Karen and Lucie will be working in the camp, which houses an estimated 7000 refugees living in makeshift tents.
Lucie, 26, who works in Edinburgh Dungeon, is qualified as a secondary school drama teacher and may also be able to hold some children’s classes.
Mary, who volunteered in a distribution warehouse during the Kosovo crisis, will be working in a similar centre in Calais.
The 79-year-old, who grew up in Craigmillar, was keen to help despite her Peebles home being twice flooded in recent weeks.
She is a sister of the late community activist Helen Crummy MBE, whose statue was unveiled in the city last year.

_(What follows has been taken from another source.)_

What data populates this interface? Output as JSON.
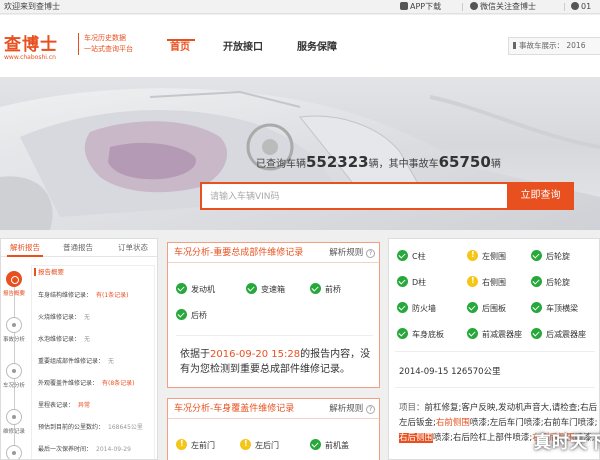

The women will be joined by Karen’s brother-in-law Johnny, and her teenage nephews who live in Peebles. Johnny, who owns a teepee company, will help erect more waterproof makeshift homes in the camp with help from the two boys.
The family is collecting men’s winter boots and socks, while new waterproof clothes and tents have been provided by Trespass. But they still need to secure at least one mini bus to transport the six family members plus donations.
Karen added: “It would be great if we could find someone or a company who would let us use theirs for the duration or to fund us to hire it. Montpeliers [of Edinburgh] have started the ball rolling with a £250 donation towards this and would be brilliant if we could find another few companies willing to do the same, or even provide enough money to hire two vehicles so we could take even more of these much-needed supplies with us.”